The Third DCA issued a reminder yesterday that dependency court judges can’t do just anything in the best interest of a child. The case involved DCF’s obligation to provide financial support to people who take custody of children they’re related to. This helps support kids in their families, instead of placing them out with strangers. This is where it gets technical. There is a statute instructing DCF to come up with rules on how it will pay out the funds. DCF created the rules, which limited the funds to certain classes of relatives. The dependency judge did not believe DCF’s rules were consistent with the statute–specifically they were too narrow in who they considered eligible–and the judge held that the the rules were invalid.

The Third DCA says that trial judges can do this, but only if the agency’s rule is clearly based on no statute at all.
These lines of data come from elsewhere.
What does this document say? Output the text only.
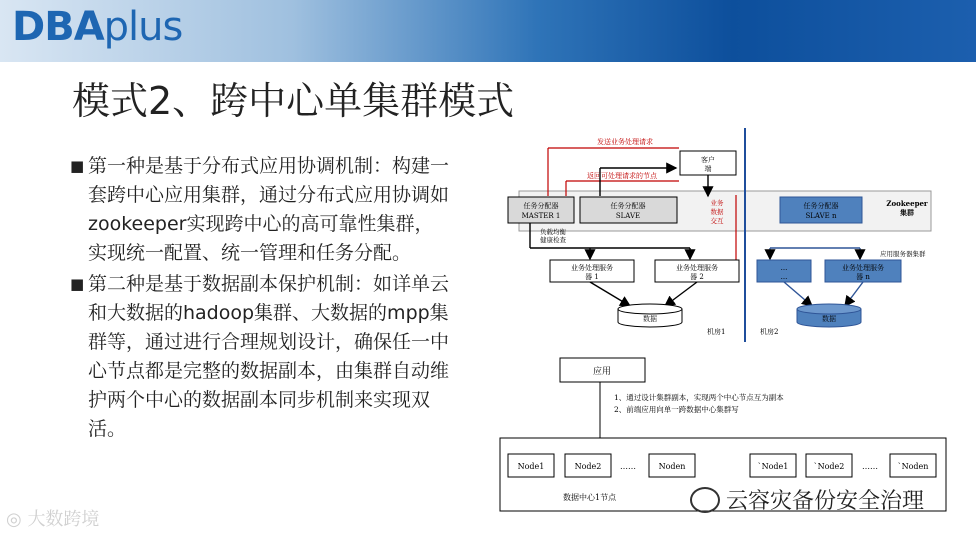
DBAplus
模式2、跨中心单集群模式
■ 第一种是基于分布式应用协调机制：构建一套跨中心应用集群，通过分布式应用协调如zookeeper实现跨中心的高可靠性集群，实现统一配置、统一管理和任务分配。
■ 第二种是基于数据副本保护机制：如详单云和大数据的hadoop集群、大数据的mpp集群等，通过进行合理规划设计，确保任一中心节点都是完整的数据副本，由集群自动维护两个中心的数据副本同步机制来实现双活。
发送业务处理请求
返回可处理请求的节点
客户
端
任务分配器
MASTER 1
任务分配器
SLAVE
业务
数据
交互
任务分配器
SLAVE n
Zookeeper
集群
负载均衡
健康检查
应用服务器集群
业务处理服务
器 1
业务处理服务
器 2
...
...
业务处理服务
器 n
数据	数据
机房1	机房2
应用
1、通过设计集群副本，实现两个中心节点互为副本
2、前端应用向单一跨数据中心集群写
Node1	Node2 ……	Noden	`Node1	`Node2 …… `Noden
数据中心1节点
◎ 大数跨境
云容灾备份安全治理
This DCF rule was based on a statute. Therefore the proper course of action, says the Third, would be for the relative to file an administrative complaint through the Administrative Procedures Act, not file a motion for review in the dependency court. With an APA complaint, you get a hearing in front of a hearing officer who is an employee of DCF, and the resolution can take several months. With the judge, you obviously get a much faster order.

There’s an interesting side story to the disagreement about the scope of the caregiver program. Last legislative session this judge and this issue (may have even been this case) were part of the inspiration for the Legislature to expand the Relative Caregiver Program to a wider class of relatives and even nonrelatives who are caring for a dependent child. Therefore no families were harmed in the issuance of this reversal.